Pequeña monada: "¿?"

Llevó al pequeño y adorable cachorro hasta la habitación de Wei Hong y le dijo: "Alteza, este cachorro terminó en el patio delantero. No me es conveniente ir al patio trasero. Tal vez... ¿podría llevárselo de vuelta a la Princesa?".

Solo era un perro que entregar; cualquiera podría haberlo hecho, y no había necesidad de que Wei Hong hiciera el viaje él mismo. Decir eso era solo una excusa.

Wei Hong levantó la vista del montón de documentos oficiales, tamborileó con los dedos sobre la mesa varias veces y dijo con rostro severo: "Que venga ella misma a buscarlo".

Eso significa que nadie más en el jardín delantero tiene permitido entregarlo, ni tampoco nadie en el jardín interior tiene permitido recogerlo; solo la propia princesa puede hacerlo.

Cui Hao suspiró para sus adentros, asintió con la cabeza y se marchó.

Un momento después, Yao Youqing se enteró de que la pequeña monada había corrido hacia Wei Hong, así que se apresuró a acercarse y le repitió varias veces que no había vigilado bien al cachorro y que había molestado al príncipe.

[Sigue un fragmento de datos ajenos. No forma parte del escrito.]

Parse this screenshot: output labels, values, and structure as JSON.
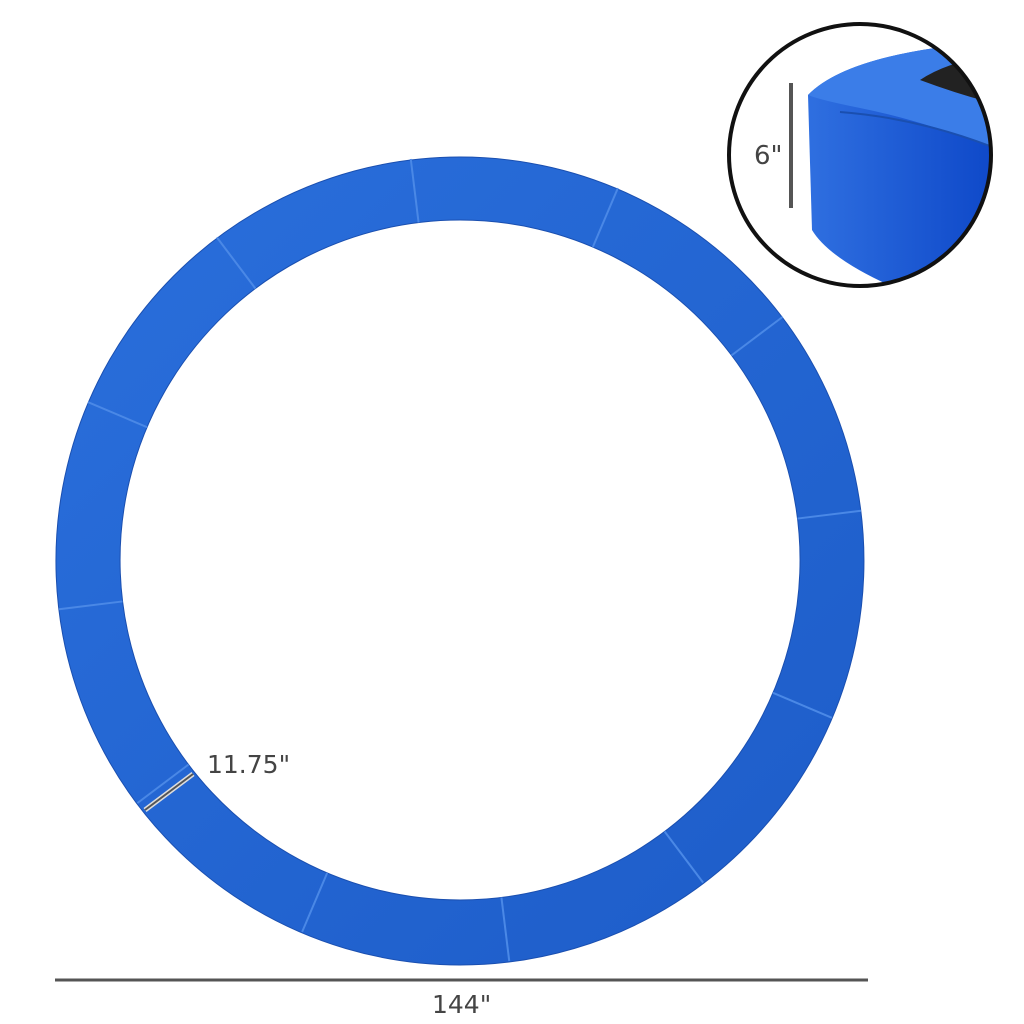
{
  "product": {
    "pad_color": "#2266d4",
    "pad_color_dark": "#1a55c0",
    "segment_count": 12
  },
  "dimensions": {
    "diameter_label": "144\"",
    "width_label": "11.75\"",
    "height_label": "6\""
  },
  "colors": {
    "dimension_line": "#555555",
    "inset_border": "#111111",
    "mat": "#222222"
  }
}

Wei Hong, con expresión impasible, cogió a la pequeña monada por la nuca y se la devolvió, diciendo incoherentemente: "Una mujer de apellido Liu me pidió que le dijera que ya no necesita enviar medicinas a su familia, el pie de su marido está curado".

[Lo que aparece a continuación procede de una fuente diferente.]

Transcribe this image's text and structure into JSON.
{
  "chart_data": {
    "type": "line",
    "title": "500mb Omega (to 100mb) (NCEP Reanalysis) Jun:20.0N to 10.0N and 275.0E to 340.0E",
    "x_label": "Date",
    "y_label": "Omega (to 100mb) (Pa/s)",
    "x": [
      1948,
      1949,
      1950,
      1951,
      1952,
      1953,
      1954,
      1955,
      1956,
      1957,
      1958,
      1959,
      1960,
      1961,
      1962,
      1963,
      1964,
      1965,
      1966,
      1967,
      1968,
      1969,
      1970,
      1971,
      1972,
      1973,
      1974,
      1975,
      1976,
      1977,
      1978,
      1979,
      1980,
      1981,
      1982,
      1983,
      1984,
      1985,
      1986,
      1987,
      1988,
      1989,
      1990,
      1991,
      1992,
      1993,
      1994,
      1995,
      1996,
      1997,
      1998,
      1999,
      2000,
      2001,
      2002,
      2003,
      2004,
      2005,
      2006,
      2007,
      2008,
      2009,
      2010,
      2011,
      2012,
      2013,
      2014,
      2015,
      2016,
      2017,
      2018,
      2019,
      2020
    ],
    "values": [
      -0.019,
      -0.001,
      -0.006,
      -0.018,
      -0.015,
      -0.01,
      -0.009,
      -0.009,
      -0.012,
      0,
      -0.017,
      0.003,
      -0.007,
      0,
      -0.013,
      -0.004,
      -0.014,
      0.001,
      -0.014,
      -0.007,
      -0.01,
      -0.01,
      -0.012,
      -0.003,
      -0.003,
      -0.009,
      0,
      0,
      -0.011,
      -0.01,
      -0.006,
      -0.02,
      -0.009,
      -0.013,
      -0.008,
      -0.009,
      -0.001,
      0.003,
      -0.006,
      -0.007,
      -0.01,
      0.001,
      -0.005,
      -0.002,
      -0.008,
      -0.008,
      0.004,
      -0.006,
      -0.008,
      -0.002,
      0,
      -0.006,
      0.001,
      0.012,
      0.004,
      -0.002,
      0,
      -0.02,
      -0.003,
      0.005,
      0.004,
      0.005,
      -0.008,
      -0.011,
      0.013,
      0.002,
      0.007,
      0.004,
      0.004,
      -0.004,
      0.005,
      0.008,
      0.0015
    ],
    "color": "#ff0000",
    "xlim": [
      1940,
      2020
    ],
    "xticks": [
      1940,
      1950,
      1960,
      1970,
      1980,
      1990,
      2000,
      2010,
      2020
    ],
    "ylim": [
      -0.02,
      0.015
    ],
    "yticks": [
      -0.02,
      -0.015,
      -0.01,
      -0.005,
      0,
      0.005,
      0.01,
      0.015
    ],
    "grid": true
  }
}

Yao Youqing levantó la vista: "Eso no puede ser. El médico dijo que la lesión externa tiene mejor aspecto, pero es mejor descansar un poco más. Si no envío gente con frecuencia, podrían volver al trabajo enseguida y la lesión podría reaparecer fácilmente".

"...Hay otro vendedor ambulante que me dijo que le dijera que su tos está mucho mejor ahora, así que no tiene que preocuparse."

El hombre se marchó justo después de terminar de hablar, y fue entonces cuando Wei Hong se dio cuenta de que ni siquiera sabía su nombre.

Al oír esto, Yao Youqing comprendió de inmediato y sonrió: "¿La tos de la abuela Sun se curó? ¡Qué maravilla! Ya está mayor, y si sigue tosiendo así, no será bueno para su salud".

Ella sabía todo lo que Wei Hong decía, lo que demostraba que lo que la gente decía era cierto; ella había intervenido personalmente y no había delegado la tarea en sus sirvientes.

Wei Hong dijo unas pocas palabras y finalmente preguntó: "¿Por qué está mi nombre en la lista para reparar los edificios del orfanato?".

Quería oírla decirlo ella misma porque era su reina, para reconocer que recordaba su identidad y que secretamente le estaba ayudando a ganarse el corazón de la gente.

Yao Youqing no mostró ninguna vergüenza al ser descubierta y dijo con voz clara mientras acariciaba al cachorro que tenía en brazos: "Porque era su dinero, Su Alteza".